Abouti à chacun de ses niveaux, envoûtant et onirique, ce chef-d’œuvre d’HBO surpasse, scénaristiquement et formellement, tout ce qui a été vu ces dernières années dans l’univers télévisuel, voire cinématographique, plusieurs références de la série se rattachant d’ailleurs à des œuvres majeures du septième art comme Freaks, Des souris et des hommes ou La nuit du chasseur, et à quelques aspirations lynchiennes aussi que l'on retrouve, souvent, dans une atmosphère étrange et inquiétante propre au réalisateur protéiforme.
C’est l’Amérique des années 30, le crach de Wall Street entraîne la Grande Dépression, le fascisme monte en puissance en Europe, et le Dust Bowl (tempêtes géantes de poussière) ravage tout le Middle West, entraînant mort, dégénérescence, pauvreté, famine et migration massive. C’est dans ce contexte difficile que la lutte ancestrale du Bien et du Mal, aveugle aux yeux des hommes, continue de se dérouler par le biais de ses deux avatars, Ben Hawkins et Frère Justin Crowe, eux-mêmes fils des précédents avatars.
Carnivàle alterne l’univers des deux hommes jusqu’à la rencontre cathartique, la fête foraine itinérante pour Ben, le milieu religieux pour Frère Justin, installant et observant patiemment deux mondes qui finiront par se croiser lors d'un duel apocalyptique. La procession des forains est emblématique, elle construit l’ambiance visuelle et le look graphique de la série. Les décors, les costumes, les acteurs, la mise en scène, la lumière, la musique, tout concourt à créer un environnement particulier superbement rendu qui donne presque à ressentir, à éprouver la chaleur et la poussière, la sueur et le vent, en plus d'un climat déliquescent propre à la période historique en cours, sombre et dure où la condition humaine désespérante pouvait se résumer à la loi du plus fort.
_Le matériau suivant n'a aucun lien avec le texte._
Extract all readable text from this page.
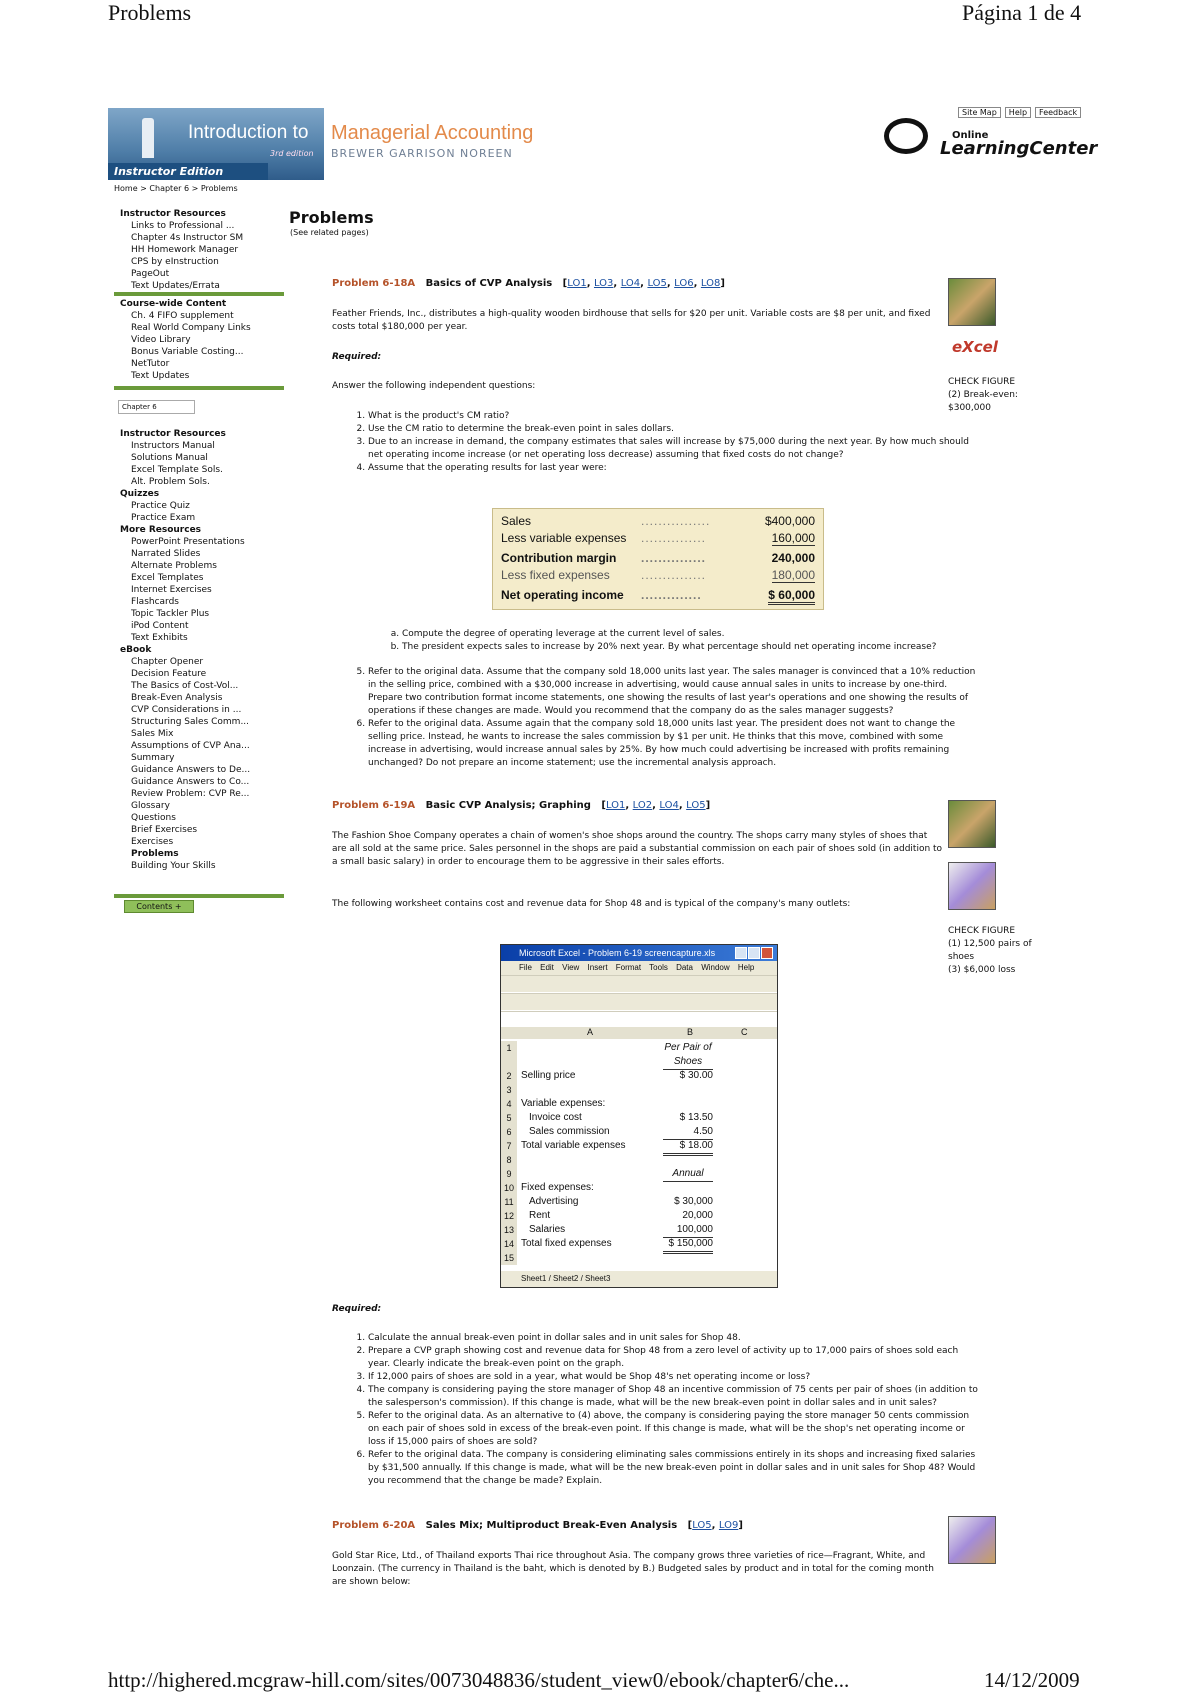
Problems	Página 1 de 4
Introduction to
3rd edition
Managerial Accounting
BREWER GARRISON NOREEN
Instructor Edition
Site Map Help Feedback
Online
LearningCenter
Home > Chapter 6 > Problems
Instructor Resources
Links to Professional ...
Chapter 4s Instructor SM
HH Homework Manager
CPS by eInstruction
PageOut
Text Updates/Errata
Course-wide Content
Ch. 4 FIFO supplement
Real World Company Links
Video Library
Bonus Variable Costing...
NetTutor
Text Updates
Chapter 6
Instructor Resources
Instructors Manual
Solutions Manual
Excel Template Sols.
Alt. Problem Sols.
Quizzes
Practice Quiz
Practice Exam
More Resources
PowerPoint Presentations
Narrated Slides
Alternate Problems
Excel Templates
Internet Exercises
Flashcards
Topic Tackler Plus
iPod Content
Text Exhibits
eBook
Chapter Opener
Decision Feature
The Basics of Cost-Vol...
Break-Even Analysis
CVP Considerations in ...
Structuring Sales Comm...
Sales Mix
Assumptions of CVP Ana...
Summary
Guidance Answers to De...
Guidance Answers to Co...
Review Problem: CVP Re...
Glossary
Questions
Brief Exercises
Exercises
Problems
Building Your Skills
Contents +
Problems
(See related pages)
Problem 6-18A Basics of CVP Analysis   [LO1, LO3, LO4, LO5, LO6, LO8]
Feather Friends, Inc., distributes a high-quality wooden birdhouse that sells for $20 per unit. Variable costs are $8 per unit, and fixed costs total $180,000 per year.
eXcel
Required:
CHECK FIGURE
(2) Break-even:
$300,000
Answer the following independent questions:
1. What is the product's CM ratio?
2. Use the CM ratio to determine the break-even point in sales dollars.
3. Due to an increase in demand, the company estimates that sales will increase by $75,000 during the next year. By how much should net operating income increase (or net operating loss decrease) assuming that fixed costs do not change?
4. Assume that the operating results for last year were:
Sales	................	$400,000
Less variable expenses ...............	160,000
Contribution margin ...............	240,000
Less fixed expenses	...............	180,000
Net operating income ..............	$ 60,000
a. Compute the degree of operating leverage at the current level of sales.
b. The president expects sales to increase by 20% next year. By what percentage should net operating income increase?
5. Refer to the original data. Assume that the company sold 18,000 units last year. The sales manager is convinced that a 10% reduction in the selling price, combined with a $30,000 increase in advertising, would cause annual sales in units to increase by one-third. Prepare two contribution format income statements, one showing the results of last year's operations and one showing the results of operations if these changes are made. Would you recommend that the company do as the sales manager suggests?
6. Refer to the original data. Assume again that the company sold 18,000 units last year. The president does not want to change the selling price. Instead, he wants to increase the sales commission by $1 per unit. He thinks that this move, combined with some increase in advertising, would increase annual sales by 25%. By how much could advertising be increased with profits remaining unchanged? Do not prepare an income statement; use the incremental analysis approach.
Problem 6-19A Basic CVP Analysis; Graphing   [LO1, LO2, LO4, LO5]
The Fashion Shoe Company operates a chain of women's shoe shops around the country. The shops carry many styles of shoes that are all sold at the same price. Sales personnel in the shops are paid a substantial commission on each pair of shoes sold (in addition to a small basic salary) in order to encourage them to be aggressive in their sales efforts.
The following worksheet contains cost and revenue data for Shop 48 and is typical of the company's many outlets:
CHECK FIGURE
(1) 12,500 pairs of
shoes
(3) $6,000 loss
Microsoft Excel - Problem 6-19 screencapture.xls
File Edit View Insert Format Tools Data Window Help
A	B	C
1	Per Pair of
Shoes
2 Selling price	$ 30.00
3
4 Variable expenses:
5	Invoice cost	$ 13.50
6	Sales commission	4.50
7 Total variable expenses	$ 18.00
8
9	Annual
10 Fixed expenses:
11	Advertising	$ 30,000
12	Rent	20,000
13	Salaries	100,000
14 Total fixed expenses	$ 150,000
15
Sheet1 / Sheet2 / Sheet3
Required:
1. Calculate the annual break-even point in dollar sales and in unit sales for Shop 48.
2. Prepare a CVP graph showing cost and revenue data for Shop 48 from a zero level of activity up to 17,000 pairs of shoes sold each year. Clearly indicate the break-even point on the graph.
3. If 12,000 pairs of shoes are sold in a year, what would be Shop 48's net operating income or loss?
4. The company is considering paying the store manager of Shop 48 an incentive commission of 75 cents per pair of shoes (in addition to the salesperson's commission). If this change is made, what will be the new break-even point in dollar sales and in unit sales?
5. Refer to the original data. As an alternative to (4) above, the company is considering paying the store manager 50 cents commission on each pair of shoes sold in excess of the break-even point. If this change is made, what will be the shop's net operating income or loss if 15,000 pairs of shoes are sold?
6. Refer to the original data. The company is considering eliminating sales commissions entirely in its shops and increasing fixed salaries by $31,500 annually. If this change is made, what will be the new break-even point in dollar sales and in unit sales for Shop 48? Would you recommend that the change be made? Explain.
Problem 6-20A Sales Mix; Multiproduct Break-Even Analysis   [LO5, LO9]
Gold Star Rice, Ltd., of Thailand exports Thai rice throughout Asia. The company grows three varieties of rice—Fragrant, White, and Loonzain. (The currency in Thailand is the baht, which is denoted by B.) Budgeted sales by product and in total for the coming month are shown below:
http://highered.mcgraw-hill.com/sites/0073048836/student_view0/ebook/chapter6/che...	14/12/2009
Carnivàle brasse également plusieurs thèmes de façon cohérente tels que le fanatisme religieux, l’obscurantisme, l’acceptation de soi et de son destin, et décrit également tout un pan méconnu et passionnant de l’histoire américaine. La série, interrompue après deux saisons en raison d’une faible audience (et malgré des critiques impressionnées), s’achève forcément sur un goût de frustration. En dépit des nombreuses questions qui resteront sans réponse, il est possible, plus ou moins, de comprendre que dans cet éternel combat entre deux contraires, personne n’a gagné et personne ne gagnera jamais vraiment, l’humanité se construisant et se reconstruisant sans cesse sur des bases multiples et antagonistes qui font tout l’intérêt, toute la complexité de la vie.